Gito segera menuju lemari pakaian lalu membuka pintunya. Tangan kekar pria ini sibuk memilah di antara tumpukan baju. Akhirnya menemukan baju yang diinginkan oleh sang istri. Sebuah sweater diambilnya juga dari gantungan baju. Gito melangkah ke arah Dinda lalu meletakkan kedua pakaian di kasur.
“Mas tinggal ke toilet bentar.”
“Iya, Mas.”
Gito keluar kamar lalu menuju toilet. Dinda pelan-pelan bangun lalu turun dari pembaringan dan segera berganti pakaian. Kini, ia berjalan keluar kamar menuju ruang tengah dan duduk menunggu suaminya. Gito keluar dari toilet dan menghampiri sang istri.
“Mau digendong Mas?”
“Enggak. Kayak bayi.”
“Ya, gak papa. Mumpung Mas masih kuat ini.”
Dinda hanya tersenyum lalu berusaha berdiri dan dibantu oleh Gito. Dengan dipapah oleh Gito, akhirnya Dinda berhasil sampai di teras. Dinda mengulurkan kunci rumah kepada suaminya. Gito segera beranjak mengunci pintu. Mereka pun berangkat ke dokter dengan berboncengan. Sementara itu dari celah pintu rumah kosong yang keropos tampak bola mata besar mengintai pasangan barusan.

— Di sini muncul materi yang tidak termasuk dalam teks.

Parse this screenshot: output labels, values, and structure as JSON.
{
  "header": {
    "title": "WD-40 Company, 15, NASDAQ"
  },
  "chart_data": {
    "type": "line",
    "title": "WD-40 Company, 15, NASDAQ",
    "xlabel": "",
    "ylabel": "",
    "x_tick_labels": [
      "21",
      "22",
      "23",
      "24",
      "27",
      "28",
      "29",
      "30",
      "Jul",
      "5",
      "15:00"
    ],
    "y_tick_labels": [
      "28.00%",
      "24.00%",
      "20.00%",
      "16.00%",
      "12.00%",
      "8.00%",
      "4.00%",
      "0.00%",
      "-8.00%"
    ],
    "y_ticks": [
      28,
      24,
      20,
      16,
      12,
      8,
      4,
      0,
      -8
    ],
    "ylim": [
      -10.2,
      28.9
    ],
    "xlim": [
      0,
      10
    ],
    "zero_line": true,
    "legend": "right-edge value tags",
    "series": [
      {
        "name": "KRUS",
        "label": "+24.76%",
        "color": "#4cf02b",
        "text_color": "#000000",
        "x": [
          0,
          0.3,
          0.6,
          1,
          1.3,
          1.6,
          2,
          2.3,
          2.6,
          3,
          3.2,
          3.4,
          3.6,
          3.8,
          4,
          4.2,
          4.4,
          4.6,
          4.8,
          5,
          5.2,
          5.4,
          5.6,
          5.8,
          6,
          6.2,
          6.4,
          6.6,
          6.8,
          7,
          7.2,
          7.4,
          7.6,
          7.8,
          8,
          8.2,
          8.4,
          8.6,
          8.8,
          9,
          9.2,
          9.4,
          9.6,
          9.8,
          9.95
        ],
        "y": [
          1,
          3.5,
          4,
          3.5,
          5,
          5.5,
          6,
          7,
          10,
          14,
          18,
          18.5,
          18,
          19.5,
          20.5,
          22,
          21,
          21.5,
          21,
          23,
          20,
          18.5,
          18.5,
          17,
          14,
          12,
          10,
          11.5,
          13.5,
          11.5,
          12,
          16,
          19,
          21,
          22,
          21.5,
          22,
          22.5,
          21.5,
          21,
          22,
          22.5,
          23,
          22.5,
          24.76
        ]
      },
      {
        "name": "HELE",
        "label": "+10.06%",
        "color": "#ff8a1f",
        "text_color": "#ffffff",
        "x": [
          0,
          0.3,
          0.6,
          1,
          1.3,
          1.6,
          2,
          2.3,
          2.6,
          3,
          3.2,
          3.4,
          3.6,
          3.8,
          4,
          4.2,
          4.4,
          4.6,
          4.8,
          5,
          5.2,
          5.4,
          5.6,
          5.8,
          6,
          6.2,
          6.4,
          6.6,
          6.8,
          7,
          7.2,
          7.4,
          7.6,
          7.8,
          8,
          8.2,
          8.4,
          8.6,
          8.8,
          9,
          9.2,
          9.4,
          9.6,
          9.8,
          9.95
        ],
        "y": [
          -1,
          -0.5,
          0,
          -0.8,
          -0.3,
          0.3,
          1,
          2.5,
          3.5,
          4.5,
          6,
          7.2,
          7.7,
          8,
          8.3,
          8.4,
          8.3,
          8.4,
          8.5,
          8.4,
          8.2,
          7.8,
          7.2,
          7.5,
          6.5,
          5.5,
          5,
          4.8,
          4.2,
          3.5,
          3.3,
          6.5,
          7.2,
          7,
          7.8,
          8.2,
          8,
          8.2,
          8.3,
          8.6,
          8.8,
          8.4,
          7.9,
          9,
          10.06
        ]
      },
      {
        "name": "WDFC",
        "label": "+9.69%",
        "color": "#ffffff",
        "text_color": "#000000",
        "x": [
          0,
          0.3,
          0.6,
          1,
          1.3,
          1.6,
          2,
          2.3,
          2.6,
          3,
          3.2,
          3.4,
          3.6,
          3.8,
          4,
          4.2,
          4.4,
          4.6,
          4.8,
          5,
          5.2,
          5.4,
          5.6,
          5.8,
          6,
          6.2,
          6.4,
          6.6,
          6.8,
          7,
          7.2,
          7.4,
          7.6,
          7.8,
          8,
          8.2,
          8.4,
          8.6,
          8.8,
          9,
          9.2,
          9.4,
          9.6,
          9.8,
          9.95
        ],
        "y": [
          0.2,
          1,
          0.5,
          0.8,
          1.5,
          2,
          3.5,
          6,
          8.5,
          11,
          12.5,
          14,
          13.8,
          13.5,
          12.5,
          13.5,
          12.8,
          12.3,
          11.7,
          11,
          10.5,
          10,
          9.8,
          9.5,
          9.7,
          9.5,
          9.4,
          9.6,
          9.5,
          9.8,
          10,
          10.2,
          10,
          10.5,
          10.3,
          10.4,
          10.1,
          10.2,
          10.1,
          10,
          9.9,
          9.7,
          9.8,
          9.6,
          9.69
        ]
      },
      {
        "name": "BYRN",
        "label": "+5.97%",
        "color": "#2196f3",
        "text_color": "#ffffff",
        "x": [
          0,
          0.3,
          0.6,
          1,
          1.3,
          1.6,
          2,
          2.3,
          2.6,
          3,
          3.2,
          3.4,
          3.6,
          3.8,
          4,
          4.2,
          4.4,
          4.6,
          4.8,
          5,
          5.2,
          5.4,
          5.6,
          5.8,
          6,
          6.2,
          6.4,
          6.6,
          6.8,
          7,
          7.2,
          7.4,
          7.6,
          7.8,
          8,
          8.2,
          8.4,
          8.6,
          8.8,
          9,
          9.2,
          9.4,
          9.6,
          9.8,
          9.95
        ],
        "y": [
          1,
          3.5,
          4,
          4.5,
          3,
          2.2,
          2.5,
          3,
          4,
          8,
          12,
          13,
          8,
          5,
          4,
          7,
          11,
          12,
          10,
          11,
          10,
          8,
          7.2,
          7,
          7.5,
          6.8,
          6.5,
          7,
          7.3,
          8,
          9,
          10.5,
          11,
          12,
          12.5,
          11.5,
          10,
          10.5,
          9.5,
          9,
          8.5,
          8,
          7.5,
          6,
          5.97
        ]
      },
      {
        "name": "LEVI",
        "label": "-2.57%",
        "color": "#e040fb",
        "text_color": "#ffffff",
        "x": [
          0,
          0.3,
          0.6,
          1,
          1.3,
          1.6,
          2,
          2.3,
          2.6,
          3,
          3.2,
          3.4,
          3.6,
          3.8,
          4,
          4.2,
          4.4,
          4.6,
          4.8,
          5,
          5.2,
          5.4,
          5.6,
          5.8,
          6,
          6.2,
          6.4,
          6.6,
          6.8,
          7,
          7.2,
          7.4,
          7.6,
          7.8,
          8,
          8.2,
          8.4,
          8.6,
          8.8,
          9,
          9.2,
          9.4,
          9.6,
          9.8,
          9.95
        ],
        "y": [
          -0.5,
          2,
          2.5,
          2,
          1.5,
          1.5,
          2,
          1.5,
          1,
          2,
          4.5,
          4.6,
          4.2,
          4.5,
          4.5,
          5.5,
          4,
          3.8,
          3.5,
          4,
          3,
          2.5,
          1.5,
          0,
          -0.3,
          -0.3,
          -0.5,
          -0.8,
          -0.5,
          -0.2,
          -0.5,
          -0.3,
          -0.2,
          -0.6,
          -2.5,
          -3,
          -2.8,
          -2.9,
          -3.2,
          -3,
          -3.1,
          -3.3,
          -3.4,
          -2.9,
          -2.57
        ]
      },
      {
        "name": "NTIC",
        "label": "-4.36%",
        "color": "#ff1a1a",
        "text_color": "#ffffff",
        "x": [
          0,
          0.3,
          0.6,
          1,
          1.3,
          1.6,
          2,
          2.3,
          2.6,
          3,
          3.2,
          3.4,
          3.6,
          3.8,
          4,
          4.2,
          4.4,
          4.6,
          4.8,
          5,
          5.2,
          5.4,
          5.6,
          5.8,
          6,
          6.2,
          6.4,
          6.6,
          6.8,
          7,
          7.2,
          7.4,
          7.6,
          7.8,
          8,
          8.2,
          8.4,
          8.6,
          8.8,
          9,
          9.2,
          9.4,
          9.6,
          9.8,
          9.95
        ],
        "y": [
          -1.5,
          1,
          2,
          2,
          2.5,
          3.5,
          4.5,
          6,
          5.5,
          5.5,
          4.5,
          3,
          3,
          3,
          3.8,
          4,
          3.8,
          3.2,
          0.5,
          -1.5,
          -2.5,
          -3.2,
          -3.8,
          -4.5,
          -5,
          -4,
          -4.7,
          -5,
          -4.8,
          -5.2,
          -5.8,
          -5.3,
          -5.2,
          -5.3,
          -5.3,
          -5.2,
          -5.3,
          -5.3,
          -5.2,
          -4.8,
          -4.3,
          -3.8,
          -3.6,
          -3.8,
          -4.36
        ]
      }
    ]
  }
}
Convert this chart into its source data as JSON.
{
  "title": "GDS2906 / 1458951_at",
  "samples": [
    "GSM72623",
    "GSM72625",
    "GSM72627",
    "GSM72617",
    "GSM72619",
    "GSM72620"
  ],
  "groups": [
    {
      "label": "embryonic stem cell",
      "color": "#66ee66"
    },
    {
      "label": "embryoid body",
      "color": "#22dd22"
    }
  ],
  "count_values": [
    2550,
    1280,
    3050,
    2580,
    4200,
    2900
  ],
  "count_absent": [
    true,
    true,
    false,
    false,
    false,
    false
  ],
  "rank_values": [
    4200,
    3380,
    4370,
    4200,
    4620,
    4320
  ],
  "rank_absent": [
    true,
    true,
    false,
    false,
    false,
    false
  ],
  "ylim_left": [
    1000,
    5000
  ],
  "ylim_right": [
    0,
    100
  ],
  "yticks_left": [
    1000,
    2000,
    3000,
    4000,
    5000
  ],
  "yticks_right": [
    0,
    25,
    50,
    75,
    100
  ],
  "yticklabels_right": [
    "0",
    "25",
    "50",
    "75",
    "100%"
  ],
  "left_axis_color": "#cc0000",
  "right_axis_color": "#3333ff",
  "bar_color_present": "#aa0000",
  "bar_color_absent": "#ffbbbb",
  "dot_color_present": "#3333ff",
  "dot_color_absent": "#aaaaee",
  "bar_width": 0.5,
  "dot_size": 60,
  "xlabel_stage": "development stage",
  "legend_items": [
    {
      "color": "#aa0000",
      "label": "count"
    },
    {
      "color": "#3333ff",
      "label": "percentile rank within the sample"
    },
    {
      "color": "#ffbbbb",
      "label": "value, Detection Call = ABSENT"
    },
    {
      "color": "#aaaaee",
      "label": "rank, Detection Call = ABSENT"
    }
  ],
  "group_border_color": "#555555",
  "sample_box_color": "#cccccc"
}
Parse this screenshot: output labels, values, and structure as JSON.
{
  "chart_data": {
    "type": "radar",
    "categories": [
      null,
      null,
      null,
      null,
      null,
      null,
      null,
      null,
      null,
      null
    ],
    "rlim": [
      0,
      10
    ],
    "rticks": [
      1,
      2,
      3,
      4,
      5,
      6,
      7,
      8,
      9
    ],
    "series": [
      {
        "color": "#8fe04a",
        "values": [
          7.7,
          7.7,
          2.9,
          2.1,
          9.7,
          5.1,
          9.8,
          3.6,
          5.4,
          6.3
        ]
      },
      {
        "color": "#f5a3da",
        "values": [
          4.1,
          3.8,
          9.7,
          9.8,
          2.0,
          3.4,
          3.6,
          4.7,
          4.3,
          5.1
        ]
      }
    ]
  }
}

“Aaahhh!” Ada desah penuh amarah dari dalam.
Praakk!’
‘Pyaaaarrr!’
Tiba-tiba kaca jendela depan rumah kosong itu pecah berkeping-keping. Puing-puing kaca berserakan di lantai teras.
Dua anak sekolah yang melintas di depan rumah itu seketika menoleh ke arah suara. Mereka melihat sosok tinggi besar di balik jendela yang pecah.
“Ha-hantuuu!”
Mereka segera lari terbirit-birit hingga menarik perhatian beberapa ibu yang sedang berbelanja di warung, tak jauh dari rumah kosong. Hari sudah siang, mana mungkin ada hantu, kata ibu-ibu saling bersahutan. Namun, kedua anak tersebut sudah lari ketakutan tak mendengar lagi ocehan para ibu.
“Mari Bu Am kita liat ke sana,” kata ibu pemilik warung kepada Bu Aminah yang kebetulan rumahnya berada di sebelah rumah kosong.
“Ayo, Bu. Aneh! Mana ada hantu. Matahari aja udah terbit,” balas Bu Aminah kepada Bu Hesti, pemilik warung.
Kemudian kedua ibu itu berjalan gegas menuju rumah kosong. Akhirnya, ibu-ibu yang lain mengikuti mereka. Setelah langkah mereka sampai di depan rumah kosong, tampak jendela depan bolong dengan pecahan kaca berserakan diteras.
“Halah, bisa jadi anak-anak itu yang lempar batu ke kaca jendela.Memang berniat menakut-nakuti kita,” ucap Bu Hesti sembari menyebik.
“Iya, Bu. Dasar anak-anak,” balas Bu Aminah sambil mengamati rumah kosong sesaat. Kedua wanita ini pun berniat kembali ke warung. Mereka berpapasan dengan para ibu lain yang penasaran juga.
“Gak ada hantu. Kelakuan anak-anak, Bu. Mereka yang pecahin kaca, teriak-teriak hantu. Biar kita pada jantungan,” ucap Bu Hesti sambil mengajak para pelanggan warungnya kembali.